Пущей дикарской радости добавляли металлические бляхи, которыми была увешана Сонина торба в стиле «милитари».
Хорошо, что Марк удержался на ногах. Если бы он упал, Соня добила бы его отнюдь не декоративными солдатскими ботинками на грубой подошве. И потом за долгие безмятежные тюремные вечера изучила бы, наконец, английский язык в должном объёме. Возможно, даже переплюнула бы Шекспира по многообразию лексики. Тюрьмы в Штатах оборудованы спортзалами. Рацион питания правильный. Похудела бы и подкачалась. За убийство срок, надо полагать, немалый.

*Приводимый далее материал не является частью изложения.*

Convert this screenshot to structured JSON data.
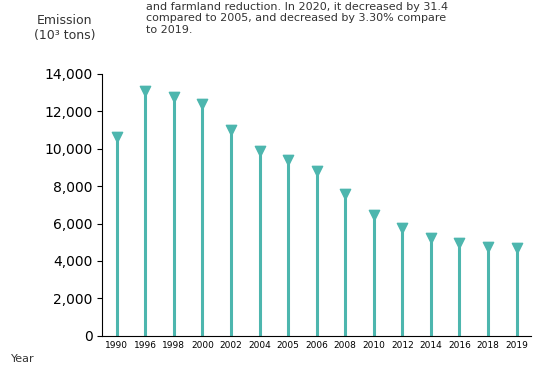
{
  "chart_data": {
    "type": "stem",
    "annotation": "and farmland reduction. In 2020, it decreased by 31.4\ncompared to 2005, and decreased by 3.30% compare\nto 2019.",
    "y_label": "Emission\n(10³ tons)",
    "x_label": "Year",
    "categories": [
      "1990",
      "1996",
      "1998",
      "2000",
      "2002",
      "2004",
      "2005",
      "2006",
      "2008",
      "2010",
      "2012",
      "2014",
      "2016",
      "2018",
      "2019"
    ],
    "values": [
      10600,
      13100,
      12750,
      12400,
      11000,
      9850,
      9400,
      8800,
      7600,
      6450,
      5750,
      5200,
      4950,
      4750,
      4700
    ],
    "color": "#4db6ae",
    "marker": "triangle_down",
    "ylim": [
      0,
      14000
    ],
    "yticks": [
      0,
      {
        "value": 2000,
        "label": "2,000"
      },
      {
        "value": 4000,
        "label": "4,000"
      },
      {
        "value": 6000,
        "label": "6,000"
      },
      {
        "value": 8000,
        "label": "8,000"
      },
      {
        "value": 10000,
        "label": "10,000"
      },
      {
        "value": 12000,
        "label": "12,000"
      },
      {
        "value": 14000,
        "label": "14,000"
      }
    ],
    "grid": false
  }
}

А всё так славно начиналось…
Накануне Джош сообщил Соне, что сегодня в полдень она должна стоять у входа в Бостонский телецентр, потому что участвует в передаче «штатного» телевидения (что-то на манер «республиканского»).

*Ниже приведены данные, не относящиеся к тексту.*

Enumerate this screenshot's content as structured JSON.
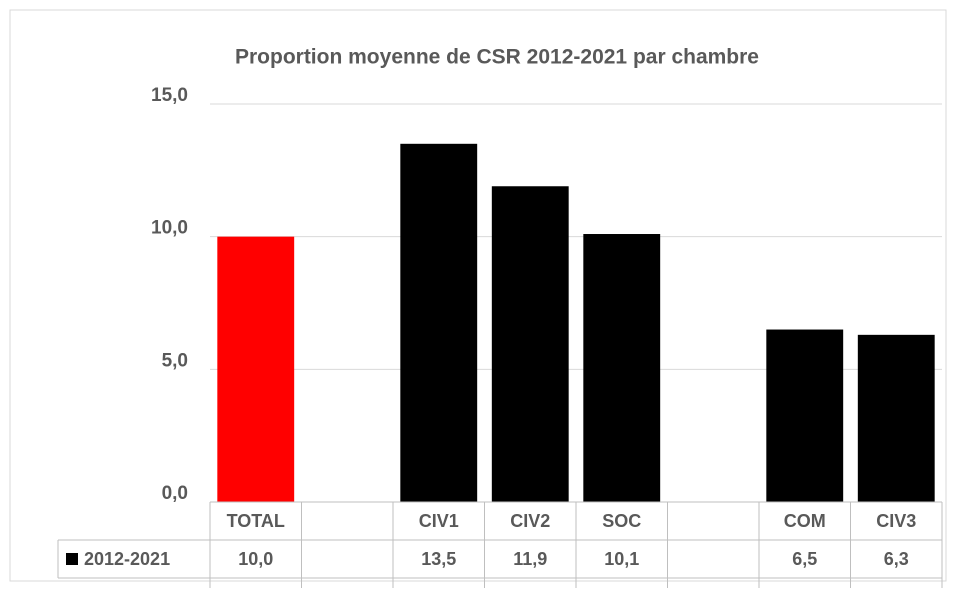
{
  "chart_data": {
    "type": "bar",
    "title": "Proportion moyenne de CSR 2012-2021  par chambre",
    "categories": [
      "TOTAL",
      null,
      "CIV1",
      "CIV2",
      "SOC",
      null,
      "COM",
      "CIV3"
    ],
    "series": [
      {
        "name": "2012-2021",
        "color": "#000000",
        "colors": [
          "#ff0000",
          null,
          "#000000",
          "#000000",
          "#000000",
          null,
          "#000000",
          "#000000"
        ],
        "values": [
          10.0,
          null,
          13.5,
          11.9,
          10.1,
          null,
          6.5,
          6.3
        ],
        "value_labels": [
          "10,0",
          null,
          "13,5",
          "11,9",
          "10,1",
          null,
          "6,5",
          "6,3"
        ]
      }
    ],
    "ylim": [
      0,
      15
    ],
    "yticks": [
      {
        "value": 0,
        "label": "0,0"
      },
      {
        "value": 5,
        "label": "5,0"
      },
      {
        "value": 10,
        "label": "10,0"
      },
      {
        "value": 15,
        "label": "15,0"
      }
    ],
    "grid": true,
    "data_table": true
  }
}
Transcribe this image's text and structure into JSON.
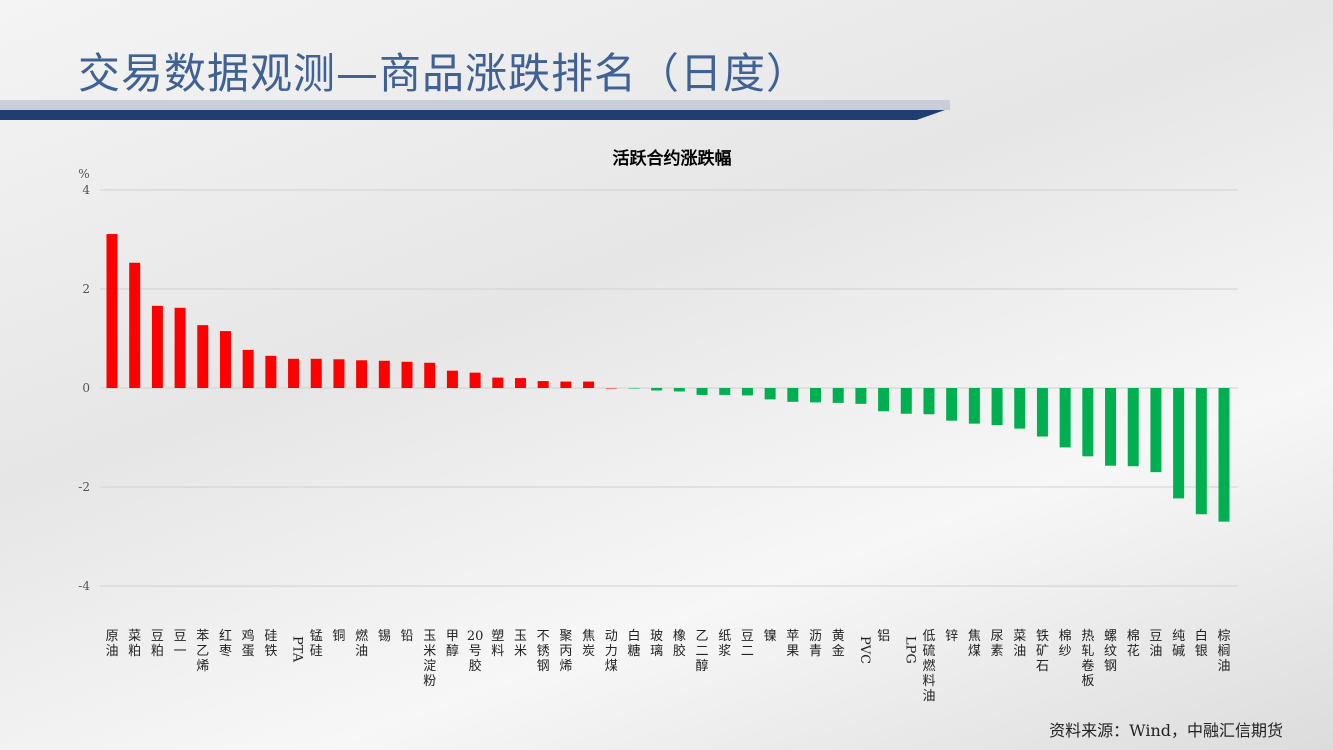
{
  "header": {
    "title": "交易数据观测—商品涨跌排名（日度）"
  },
  "footer": {
    "source": "资料来源：Wind，中融汇信期货"
  },
  "colors": {
    "positive": "#ff0000",
    "negative": "#00b050",
    "title": "#3f6193",
    "bar": "#1f3f73"
  },
  "chart_data": {
    "type": "bar",
    "title": "活跃合约涨跌幅",
    "ylabel": "%",
    "ylim": [
      -4,
      4
    ],
    "yticks": [
      4,
      2,
      0,
      -2,
      -4
    ],
    "grid": true,
    "categories": [
      "原油",
      "菜粕",
      "豆粕",
      "豆一",
      "苯乙烯",
      "红枣",
      "鸡蛋",
      "硅铁",
      "PTA",
      "锰硅",
      "铜",
      "燃油",
      "锡",
      "铅",
      "玉米淀粉",
      "甲醇",
      "20号胶",
      "塑料",
      "玉米",
      "不锈钢",
      "聚丙烯",
      "焦炭",
      "动力煤",
      "白糖",
      "玻璃",
      "橡胶",
      "乙二醇",
      "纸浆",
      "豆二",
      "镍",
      "苹果",
      "沥青",
      "黄金",
      "PVC",
      "铝",
      "LPG",
      "低硫燃料油",
      "锌",
      "焦煤",
      "尿素",
      "菜油",
      "铁矿石",
      "棉纱",
      "热轧卷板",
      "螺纹钢",
      "棉花",
      "豆油",
      "纯碱",
      "白银",
      "棕榈油"
    ],
    "values": [
      3.11,
      2.53,
      1.66,
      1.62,
      1.27,
      1.15,
      0.77,
      0.65,
      0.59,
      0.59,
      0.58,
      0.56,
      0.55,
      0.53,
      0.51,
      0.35,
      0.31,
      0.21,
      0.2,
      0.14,
      0.13,
      0.13,
      0.0,
      -0.01,
      -0.05,
      -0.07,
      -0.14,
      -0.14,
      -0.15,
      -0.23,
      -0.28,
      -0.29,
      -0.3,
      -0.32,
      -0.47,
      -0.52,
      -0.53,
      -0.66,
      -0.72,
      -0.75,
      -0.82,
      -0.98,
      -1.2,
      -1.38,
      -1.57,
      -1.58,
      -1.7,
      -2.23,
      -2.55,
      -2.7
    ]
  }
}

Ах, этот неподражаемый великолепный Джош! Если он говорит вам, что делать, вы готовы немедленно туда идти. Как будто это – именно то, единственное, зачем вы родились на свет. Соня лично имела честь быть знакома ещё только с одним подобным представителем рода человеческого. Она с таким экземпляром жила. И если он говорил: «Завари мне, пожалуйста, чаю», – Соня понимала, что именно в этом её – реинкарнированного существа – предназначение.

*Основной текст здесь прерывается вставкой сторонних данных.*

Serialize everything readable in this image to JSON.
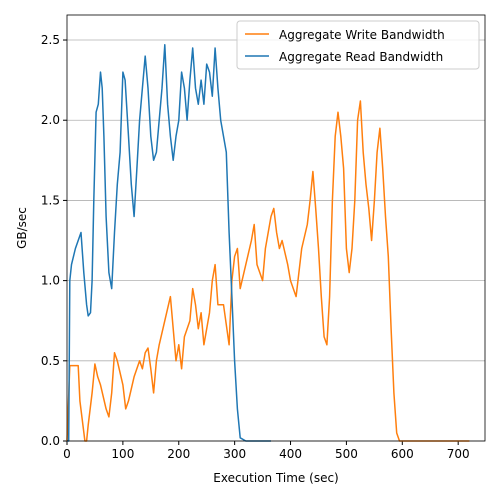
{
  "chart_data": {
    "type": "line",
    "xlabel": "Execution Time (sec)",
    "ylabel": "GB/sec",
    "xlim": [
      0,
      748
    ],
    "ylim": [
      0,
      2.656
    ],
    "xticks": [
      0,
      100,
      200,
      300,
      400,
      500,
      600,
      700
    ],
    "yticks": [
      {
        "value": 0,
        "label": "0.0"
      },
      0.5,
      {
        "value": 1,
        "label": "1.0"
      },
      1.5,
      {
        "value": 2,
        "label": "2.0"
      },
      2.5
    ],
    "grid": "y",
    "legend": "upper right",
    "series": [
      {
        "name": "Aggregate Write Bandwidth",
        "color": "#ff7f0e",
        "x": [
          0,
          5,
          20,
          23,
          32,
          35,
          38,
          45,
          50,
          55,
          60,
          70,
          75,
          80,
          85,
          90,
          100,
          105,
          110,
          120,
          130,
          135,
          140,
          145,
          150,
          155,
          160,
          165,
          175,
          185,
          190,
          195,
          200,
          205,
          210,
          220,
          225,
          230,
          235,
          240,
          245,
          255,
          260,
          265,
          270,
          280,
          290,
          295,
          300,
          305,
          310,
          320,
          330,
          335,
          340,
          345,
          350,
          355,
          365,
          370,
          375,
          380,
          385,
          395,
          400,
          410,
          415,
          420,
          430,
          435,
          440,
          445,
          450,
          455,
          460,
          465,
          470,
          475,
          480,
          485,
          490,
          495,
          500,
          505,
          510,
          515,
          520,
          525,
          530,
          535,
          540,
          545,
          550,
          555,
          560,
          565,
          570,
          575,
          580,
          585,
          590,
          595,
          720
        ],
        "values": [
          0,
          0.47,
          0.47,
          0.25,
          0,
          0,
          0.1,
          0.3,
          0.48,
          0.4,
          0.35,
          0.2,
          0.15,
          0.3,
          0.55,
          0.5,
          0.35,
          0.2,
          0.25,
          0.4,
          0.5,
          0.45,
          0.55,
          0.58,
          0.45,
          0.3,
          0.5,
          0.6,
          0.75,
          0.9,
          0.7,
          0.5,
          0.6,
          0.45,
          0.65,
          0.75,
          0.95,
          0.85,
          0.7,
          0.8,
          0.6,
          0.8,
          1.0,
          1.1,
          0.85,
          0.85,
          0.6,
          1.0,
          1.15,
          1.2,
          0.95,
          1.1,
          1.25,
          1.35,
          1.1,
          1.05,
          1.0,
          1.2,
          1.4,
          1.45,
          1.3,
          1.2,
          1.25,
          1.1,
          1.0,
          0.9,
          1.05,
          1.2,
          1.35,
          1.5,
          1.68,
          1.45,
          1.2,
          0.9,
          0.65,
          0.6,
          0.9,
          1.5,
          1.9,
          2.05,
          1.9,
          1.7,
          1.2,
          1.05,
          1.2,
          1.5,
          2.0,
          2.12,
          1.8,
          1.6,
          1.45,
          1.25,
          1.5,
          1.8,
          1.95,
          1.7,
          1.4,
          1.15,
          0.7,
          0.3,
          0.05,
          0,
          0
        ]
      },
      {
        "name": "Aggregate Read Bandwidth",
        "color": "#1f77b4",
        "x": [
          0,
          3,
          5,
          8,
          15,
          20,
          25,
          30,
          35,
          38,
          42,
          45,
          48,
          52,
          56,
          60,
          63,
          66,
          70,
          75,
          80,
          85,
          90,
          95,
          100,
          104,
          110,
          115,
          120,
          125,
          130,
          135,
          140,
          145,
          150,
          155,
          160,
          165,
          170,
          175,
          180,
          185,
          190,
          195,
          200,
          205,
          210,
          215,
          220,
          225,
          230,
          235,
          240,
          245,
          250,
          255,
          260,
          265,
          270,
          275,
          280,
          285,
          290,
          295,
          300,
          305,
          310,
          320,
          365
        ],
        "values": [
          0,
          0,
          1.0,
          1.1,
          1.2,
          1.25,
          1.3,
          1.05,
          0.85,
          0.78,
          0.8,
          1.0,
          1.5,
          2.05,
          2.1,
          2.3,
          2.2,
          1.9,
          1.4,
          1.05,
          0.95,
          1.3,
          1.6,
          1.8,
          2.3,
          2.25,
          1.9,
          1.6,
          1.4,
          1.7,
          2.0,
          2.2,
          2.4,
          2.2,
          1.9,
          1.75,
          1.8,
          2.0,
          2.2,
          2.47,
          2.1,
          1.9,
          1.75,
          1.9,
          2.0,
          2.3,
          2.2,
          2.0,
          2.25,
          2.45,
          2.2,
          2.1,
          2.25,
          2.1,
          2.35,
          2.3,
          2.15,
          2.45,
          2.2,
          2.0,
          1.9,
          1.8,
          1.3,
          0.9,
          0.5,
          0.2,
          0.02,
          0,
          0
        ]
      }
    ]
  }
}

Передача выходила в эфирное время «домохозяек» и по формату напоминала «интервью с интересными людьми».
«Это что же – я завтра с бухты-барахты должна на целых полчаса прямого эфира с перерывом на рекламу стать «интересным человеком» для тех жителей штата Массачусетс, которым в это время дня больше нечего делать, кроме как смотреть телевизор?!»
В Сонином организме началась вегетативная буря, именуемая в простонародье «медвежьей болезнью».
Не дав времени до конца осмыслить, чего конкретно Соне следует опасаться, Джош, как ни в чём не бывало, сообщил, что ещё будут задавать вопросы. И не заранее подготовленные редакторами с Сониными, ими же исправленными, ответами. А по телефону! В прямом эфире!!!
Единственное, о чём Соня в тот момент мечтала, – нуль-транспортироваться в Антарктиду к добродушным пингвинам, не владеющим никакими языками. Но, не имея для этого достаточно сил, её дух транспортировал слегка обмякшее тело в «два нуля».